Les restrictions des modèles d'IA entravent les chercheurs en cybersécurité offensive
- 01Les restrictions des modèles d'IA d'Anthropic et OpenAI limitent l'accès des chercheurs en cybersécurité offensive à des outils pourtant essentiels.
- 02Les garde-fous conçus pour bloquer les cyberattaques affectent désormais les professionnels légitimes, retardant potentiellement la détection de vulnérabilités critiques.
- 03Les programmes de vérification comme **Cyber Verification Program** ou **Trusted Access for Cyber** n'empêchent pas les critiques sur leur arbitraire et leur impact sur la recherche.

Les restrictions imposées par les fournisseurs de modèles d'IA limitent désormais le travail des chercheurs en cybersécurité offensive, pourtant essentiels à la détection précoce des vulnérabilités critiques.

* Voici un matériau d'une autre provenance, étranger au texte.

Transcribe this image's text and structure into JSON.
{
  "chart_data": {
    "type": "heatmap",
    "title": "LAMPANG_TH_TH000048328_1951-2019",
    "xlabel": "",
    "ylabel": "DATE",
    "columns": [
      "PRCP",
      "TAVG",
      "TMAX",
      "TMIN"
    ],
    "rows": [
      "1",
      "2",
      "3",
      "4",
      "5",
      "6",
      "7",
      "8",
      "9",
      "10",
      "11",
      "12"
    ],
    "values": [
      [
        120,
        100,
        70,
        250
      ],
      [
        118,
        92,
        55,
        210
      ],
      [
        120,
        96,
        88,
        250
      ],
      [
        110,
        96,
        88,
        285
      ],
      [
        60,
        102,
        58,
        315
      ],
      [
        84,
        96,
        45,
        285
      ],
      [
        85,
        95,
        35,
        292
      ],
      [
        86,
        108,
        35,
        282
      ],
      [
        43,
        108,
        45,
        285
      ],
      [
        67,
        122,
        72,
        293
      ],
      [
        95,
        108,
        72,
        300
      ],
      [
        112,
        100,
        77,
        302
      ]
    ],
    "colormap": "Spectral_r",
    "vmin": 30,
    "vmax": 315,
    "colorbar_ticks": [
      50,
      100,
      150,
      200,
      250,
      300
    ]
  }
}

Depuis plusieurs mois, les géants de l'IA ont mis en place des programmes de vérification et des garde-fous stricts pour empêcher l'utilisation malveillante de leurs modèles. Ces mesures, initialement conçues pour contrer les cyberattaques, affectent désormais les professionnels légitimes de la sécurité, notamment les chercheurs spécialisés dans l'exploitation offensive des failles.
En juin 2026, le gouvernement américain a imposé des restrictions à l'exportation sur les modèles Mythos et Fable d'Anthropic, en partie en raison de rapports évoquant des contournements possibles des garde-fous. Anthropic présentait ces modèles comme des outils hautement sécurisés, réservés à des utilisateurs triés sur le volet et soumis à des restrictions strictes. Ces contrôles, bien qu'assouplis depuis pour Fable 5 (retour à l'accès général le 1er juillet) et partiellement levés pour Mythos 5 (accès restreint aux organisations américaines vérifiées), illustrent la tension entre sécurité et recherche offensive.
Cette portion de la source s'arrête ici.